[Pouco] “Amor Em Tempos de Cólera”
1. Disco: uma semana inteira para ouvir o último dos Nine Inch Nails, “Ghosts: V-VI”, é o que vos sugiro. Reconheço que a minha relação com eles nem sempre foi a melhor. Mas este disco cai que nem uma luva nestes tempos que correm. Um duplo álbum dividido em duas partes: “Together” e “Locusts”. Trent Reznor oferece-nos um disco de uma beleza sideral, talvez a banda sonora desta emergência.
2. Livro: “As Areias do Imperador”, de Mia Couto, é leitura para, no mínimo, duas semanas. Uma trilogia que vai muito bem com a sugestão musical desta semana. Intenso, mágico. Se dúvidas houvesse, o escritor moçambicano revela-se como um mestre de uma escrita fantástica e envolvente.

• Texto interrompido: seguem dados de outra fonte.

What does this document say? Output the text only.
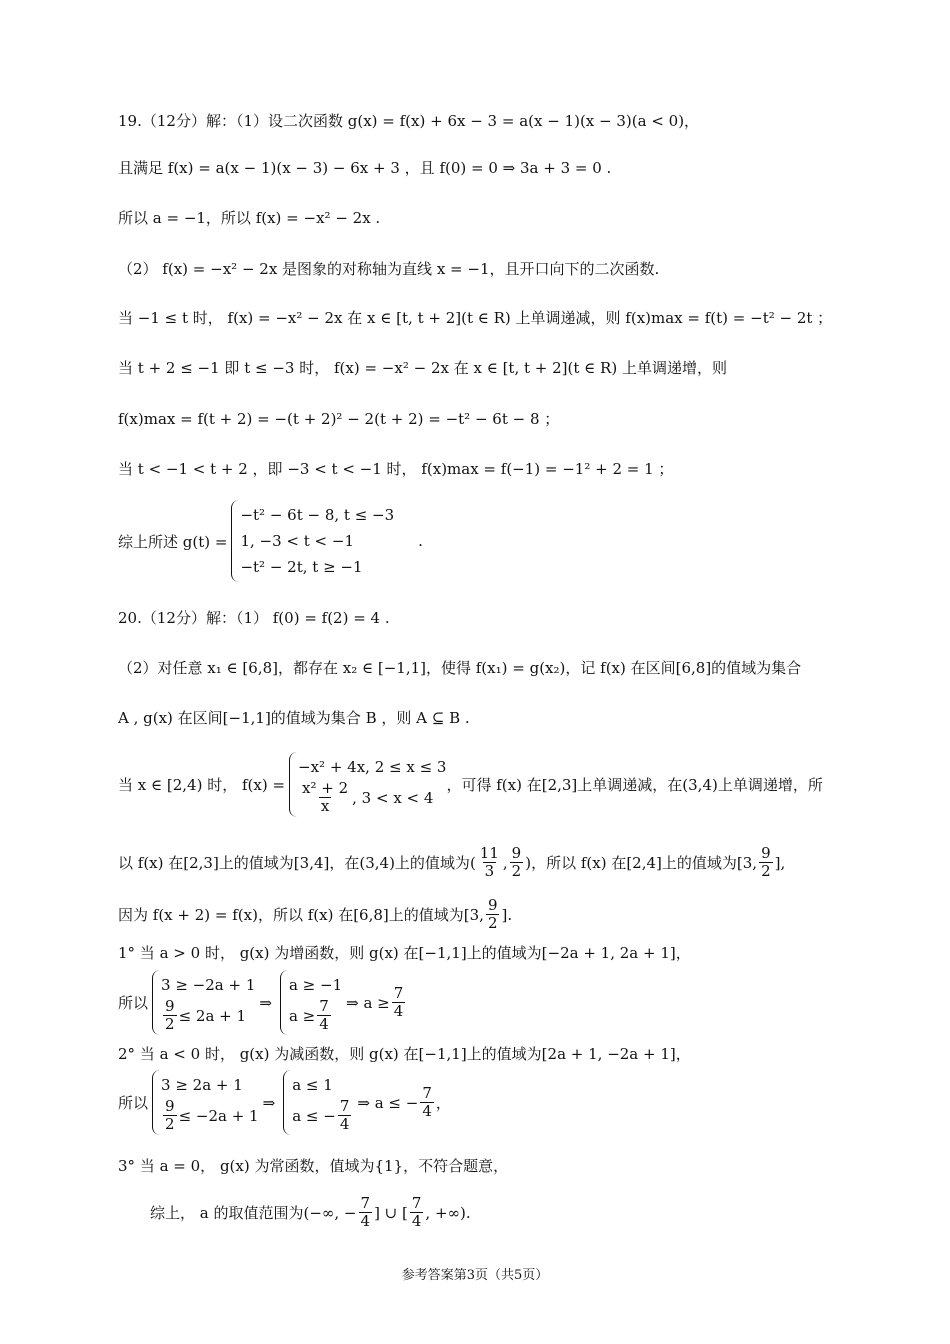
19.（12分）解：（1）设二次函数 g(x) = f(x) + 6x − 3 = a(x − 1)(x − 3)(a < 0)，
且满足 f(x) = a(x − 1)(x − 3) − 6x + 3 ，且 f(0) = 0 ⇒ 3a + 3 = 0 .
所以 a = −1，所以 f(x) = −x² − 2x .
（2） f(x) = −x² − 2x 是图象的对称轴为直线 x = −1，且开口向下的二次函数.
当 −1 ≤ t 时， f(x) = −x² − 2x 在 x ∈ [t, t + 2](t ∈ R) 上单调递减，则 f(x)max = f(t) = −t² − 2t ；
当 t + 2 ≤ −1 即 t ≤ −3 时， f(x) = −x² − 2x 在 x ∈ [t, t + 2](t ∈ R) 上单调递增，则
f(x)max = f(t + 2) = −(t + 2)² − 2(t + 2) = −t² − 6t − 8 ；
当 t < −1 < t + 2 ，即 −3 < t < −1 时， f(x)max = f(−1) = −1² + 2 = 1 ；
综上所述 g(t) =
−t² − 6t − 8, t ≤ −3
1, −3 < t < −1
−t² − 2t, t ≥ −1
.
20.（12分）解：（1） f(0) = f(2) = 4 .
（2）对任意 x₁ ∈ [6,8]，都存在 x₂ ∈ [−1,1]，使得 f(x₁) = g(x₂)，记 f(x) 在区间[6,8]的值域为集合
A , g(x) 在区间[−1,1]的值域为集合 B ，则 A ⊆ B .
当 x ∈ [2,4) 时， f(x) =
−x² + 4x, 2 ≤ x ≤ 3
$\frac{\text{x² + 2}}{x}$ , 3 < x < 4
，可得 f(x) 在[2,3]上单调递减，在(3,4)上单调递增，所
以 f(x) 在[2,3]上的值域为[3,4]，在(3,4)上的值域为 ( $\frac{11}{3}$ , $\frac{9}{2}$ ) ，所以 f(x) 在[2,4]上的值域为 [3, $\frac{9}{2}$ ],
因为 f(x + 2) = f(x)，所以 f(x) 在[6,8]上的值域为 [3, $\frac{9}{2}$ ].
1° 当 a > 0 时， g(x) 为增函数，则 g(x) 在[−1,1]上的值域为[−2a + 1, 2a + 1]，
所以
3 ≥ −2a + 1
$\frac{9}{2} \le 2a + 1$
⇒
a ≥ −1
$a \ge \frac{7}{4}$ ⇒ $a \ge \frac{7}{4}$
2° 当 a < 0 时， g(x) 为减函数，则 g(x) 在[−1,1]上的值域为[2a + 1, −2a + 1]，
所以
3 ≥ 2a + 1
$\frac{9}{2} \le -2a + 1$
⇒
a ≤ 1
a ≤ − $\frac{7}{4}$ ⇒ a ≤ − $\frac{7}{4}$ ，
3° 当 a = 0， g(x) 为常函数，值域为{1}，不符合题意，
综上， a 的取值范围为 (−∞, − $\frac{7}{4}$ ] ∪ [ $\frac{7}{4}$ , +∞).
参考答案第3页（共5页）
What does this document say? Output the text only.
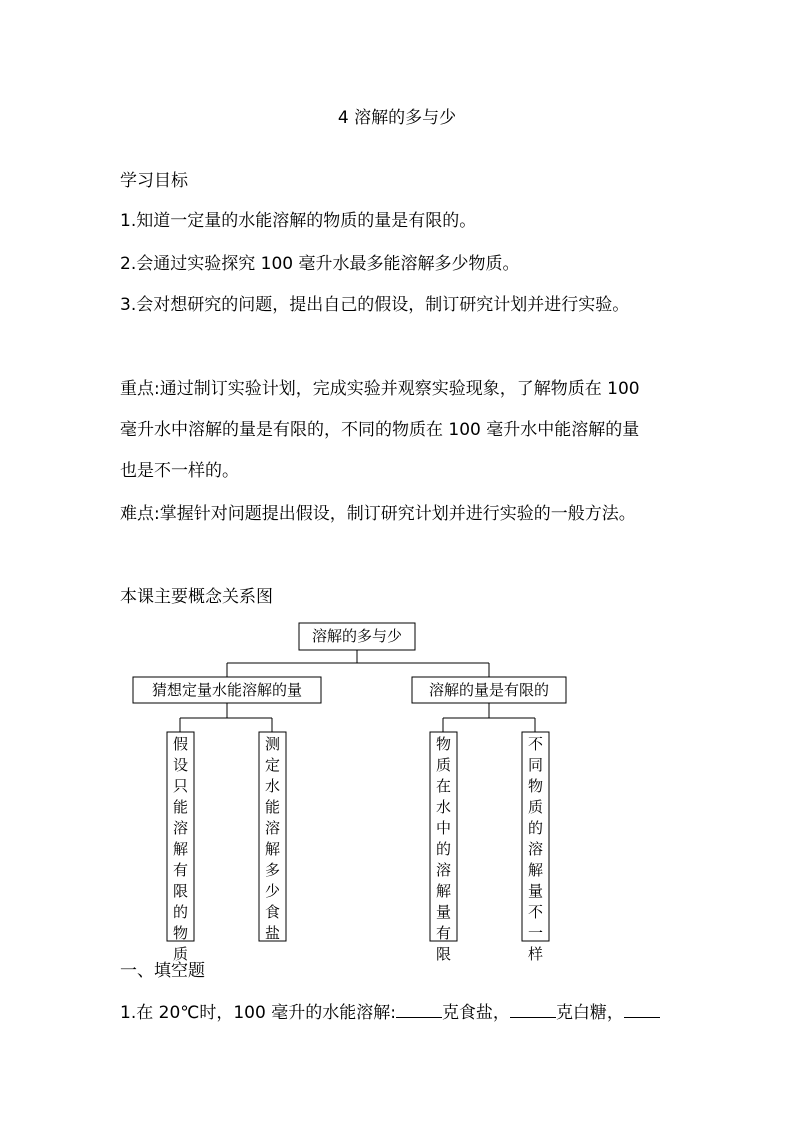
4 溶解的多与少
学习目标
1.知道一定量的水能溶解的物质的量是有限的。
2.会通过实验探究 100 毫升水最多能溶解多少物质。
3.会对想研究的问题，提出自己的假设，制订研究计划并进行实验。
重点:通过制订实验计划，完成实验并观察实验现象，了解物质在 100
毫升水中溶解的量是有限的，不同的物质在 100 毫升水中能溶解的量
也是不一样的。
难点:掌握针对问题提出假设，制订研究计划并进行实验的一般方法。
本课主要概念关系图
溶解的多与少
猜想定量水能溶解的量	溶解的量是有限的
假设只能溶解有限的物质
测定水能溶解多少食盐
物质在水中的溶解量有限
不同物质的溶解量不一样
一、填空题
1.在 20℃时，100 毫升的水能溶解:	克食盐，	克白糖，
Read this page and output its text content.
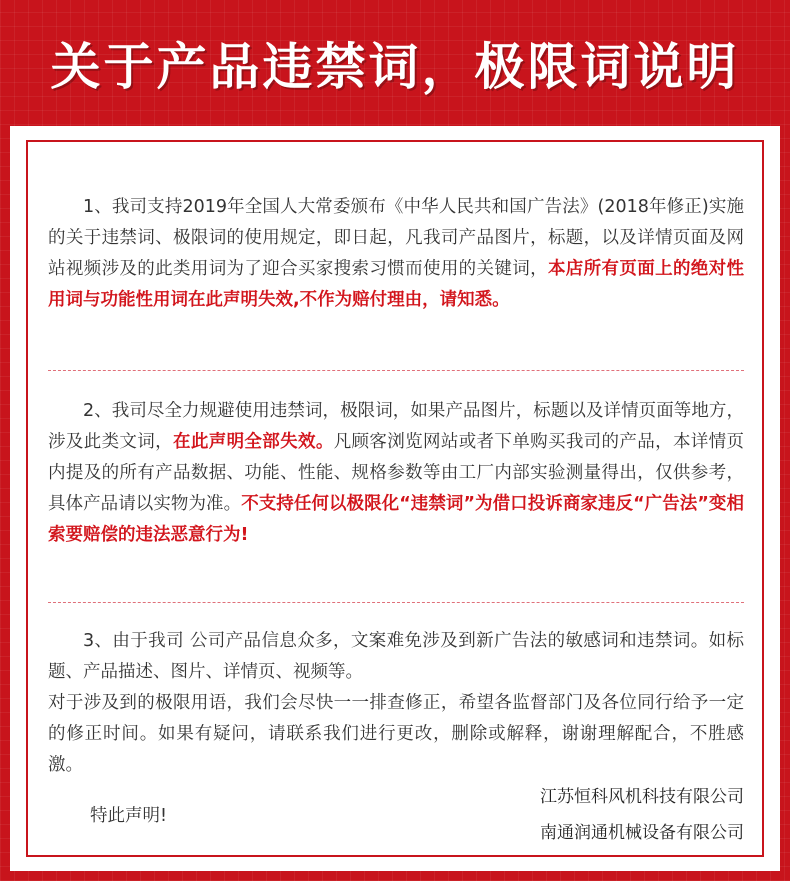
关于产品违禁词，极限词说明

1、我司支持2019年全国人大常委颁布《中华人民共和国广告法》(2018年修正)实施的关于违禁词、极限词的使用规定，即日起，凡我司产品图片，标题，以及详情页面及网站视频涉及的此类用词为了迎合买家搜索习惯而使用的关键词，本店所有页面上的绝对性用词与功能性用词在此声明失效,不作为赔付理由，请知悉。

2、我司尽全力规避使用违禁词，极限词，如果产品图片，标题以及详情页面等地方，涉及此类文词，在此声明全部失效。凡顾客浏览网站或者下单购买我司的产品，本详情页内提及的所有产品数据、功能、性能、规格参数等由工厂内部实验测量得出，仅供参考，具体产品请以实物为准。不支持任何以极限化“违禁词”为借口投诉商家违反“广告法”变相索要赔偿的违法恶意行为!

3、由于我司 公司产品信息众多，文案难免涉及到新广告法的敏感词和违禁词。如标题、产品描述、图片、详情页、视频等。

对于涉及到的极限用语，我们会尽快一一排查修正，希望各监督部门及各位同行给予一定的修正时间。如果有疑问，请联系我们进行更改，删除或解释，谢谢理解配合，不胜感激。

特此声明!

江苏恒科风机科技有限公司

南通润通机械设备有限公司
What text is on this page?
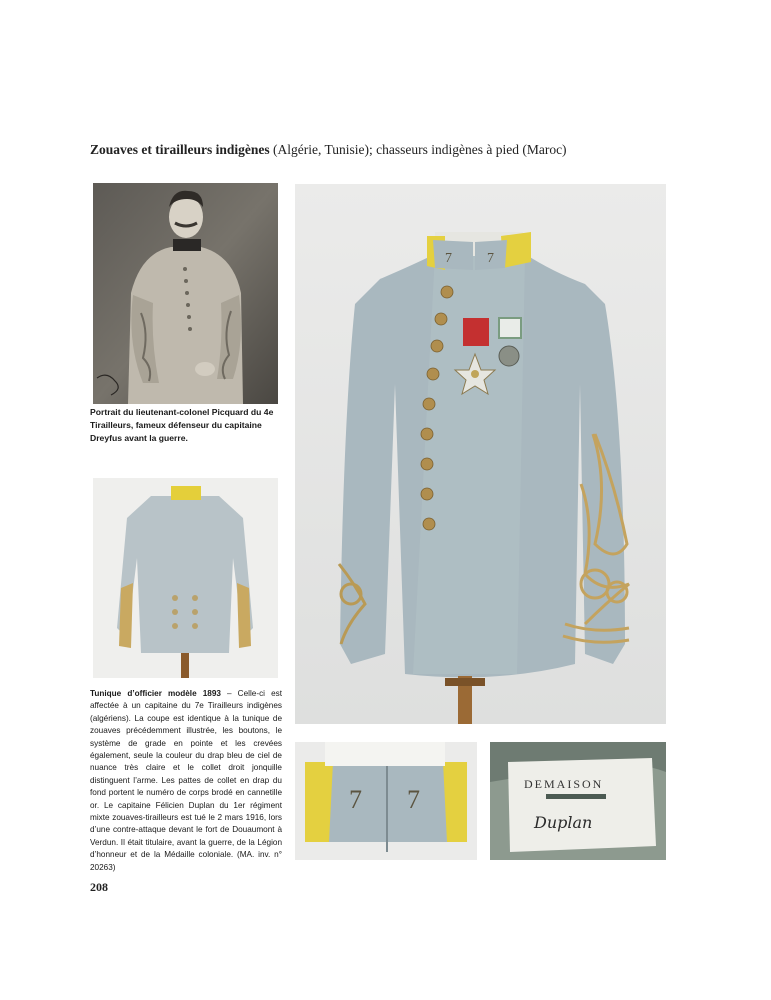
Zouaves et tirailleurs indigènes (Algérie, Tunisie); chasseurs indigènes à pied (Maroc)
Portrait du lieutenant-colonel Picquard du 4e Tirailleurs, fameux défenseur du capitaine Dreyfus avant la guerre.
Tunique d’officier modèle 1893 – Celle-ci est affectée à un capitaine du 7e Tirailleurs indigènes (algériens). La coupe est identique à la tunique de zouaves précédemment illustrée, les boutons, le système de grade en pointe et les crevées également, seule la couleur du drap bleu de ciel de nuance très claire et le collet droit jonquille distinguent l’arme. Les pattes de collet en drap du fond portent le numéro de corps brodé en cannetille or. Le capitaine Félicien Duplan du 1er régiment mixte zouaves-tirailleurs est tué le 2 mars 1916, lors d’une contre-attaque devant le fort de Douaumont à Verdun. Il était titulaire, avant la guerre, de la Légion d’honneur et de la Médaille coloniale. (MA. inv. n° 20263)
7	7
7 7
DEMAISON
Duplan
208
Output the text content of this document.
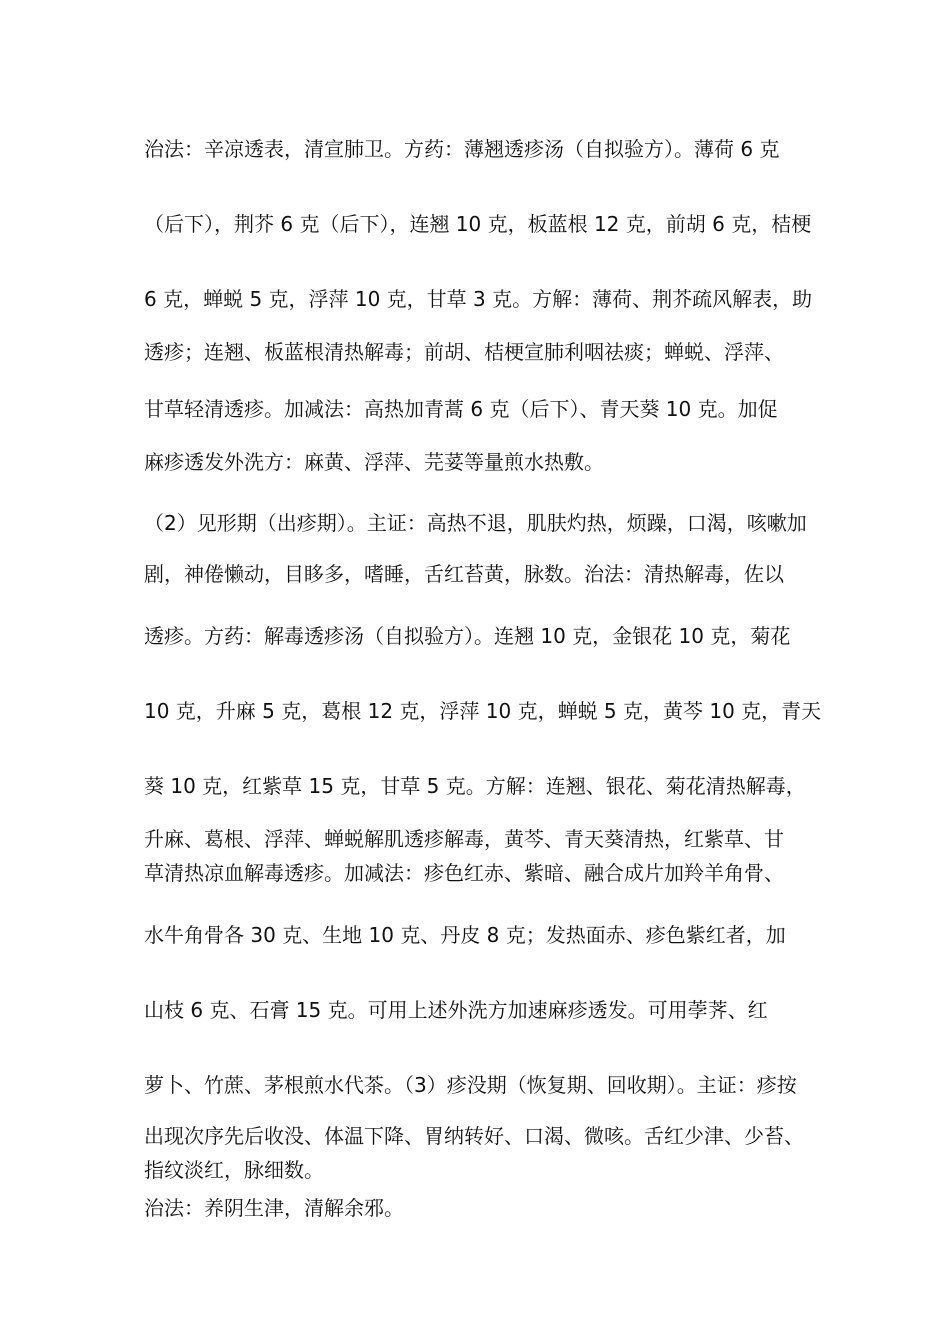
治法：辛凉透表，清宣肺卫。方药：薄翘透疹汤（自拟验方）。薄荷 6 克
（后下），荆芥 6 克（后下），连翘 10 克，板蓝根 12 克，前胡 6 克，桔梗
6 克，蝉蜕 5 克，浮萍 10 克，甘草 3 克。方解：薄荷、荆芥疏风解表，助
透疹；连翘、板蓝根清热解毒；前胡、桔梗宣肺利咽祛痰；蝉蜕、浮萍、
甘草轻清透疹。加减法：高热加青蒿 6 克（后下）、青天葵 10 克。加促
麻疹透发外洗方：麻黄、浮萍、芫荽等量煎水热敷。
（2）见形期（出疹期）。主证：高热不退，肌肤灼热，烦躁，口渴，咳嗽加
剧，神倦懒动，目眵多，嗜睡，舌红苔黄，脉数。治法：清热解毒，佐以
透疹。方药：解毒透疹汤（自拟验方）。连翘 10 克，金银花 10 克，菊花
10 克，升麻 5 克，葛根 12 克，浮萍 10 克，蝉蜕 5 克，黄芩 10 克，青天
葵 10 克，红紫草 15 克，甘草 5 克。方解：连翘、银花、菊花清热解毒，
升麻、葛根、浮萍、蝉蜕解肌透疹解毒，黄芩、青天葵清热，红紫草、甘
草清热凉血解毒透疹。加减法：疹色红赤、紫暗、融合成片加羚羊角骨、
水牛角骨各 30 克、生地 10 克、丹皮 8 克；发热面赤、疹色紫红者，加
山枝 6 克、石膏 15 克。可用上述外洗方加速麻疹透发。可用荸荠、红
萝卜、竹蔗、茅根煎水代茶。（3）疹没期（恢复期、回收期）。主证：疹按
出现次序先后收没、体温下降、胃纳转好、口渴、微咳。舌红少津、少苔、
指纹淡红，脉细数。
治法：养阴生津，清解余邪。
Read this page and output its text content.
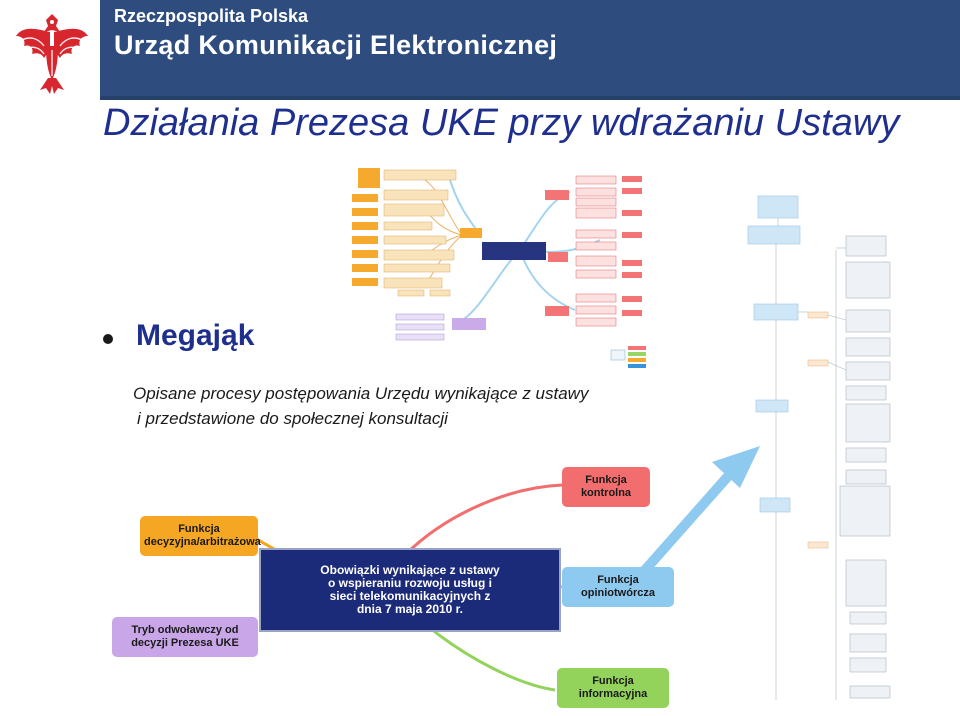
Rzeczpospolita Polska
Urząd Komunikacji Elektronicznej
Działania Prezesa UKE przy wdrażaniu Ustawy
Megająk
Opisane procesy postępowania Urzędu wynikające z ustawy
i przedstawione do społecznej konsultacji
Funkcja kontrolna
Funkcja decyzyjna/arbitrażowa
Obowiązki wynikające z ustawy o wspieraniu rozwoju usług i sieci telekomunikacyjnych z dnia 7 maja 2010 r.
Funkcja opiniotwórcza
Tryb odwoławczy od decyzji Prezesa UKE
Funkcja informacyjna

3. Porque anda aí uma grande confusão, comecemos por acertar numa coisa: todas as democracias ocidentais assentam num modelo político criado pelo liberalismo. Sejam repúblicas ou monarquias. Seja em Portugal, no Reino Unido, em França ou nos Estado Unidos. A Revolução Gloriosa de 1688, a Revolução Americana de 1776 e a Revolução Francesa de 1789, assentam no preceito liberal, com raízes na Grécia, da “trias politica”, da divisão dos poderes (executivo, legislativo e judicial), do combate aos privilégios hereditários e ao absolutismo, por um Estado laico e pela liberdade. Ao longo da história estiveram, os liberais, na primeira linha do combate ao fascismo, ao comunismo ou a qualquer outra forma de ditadura.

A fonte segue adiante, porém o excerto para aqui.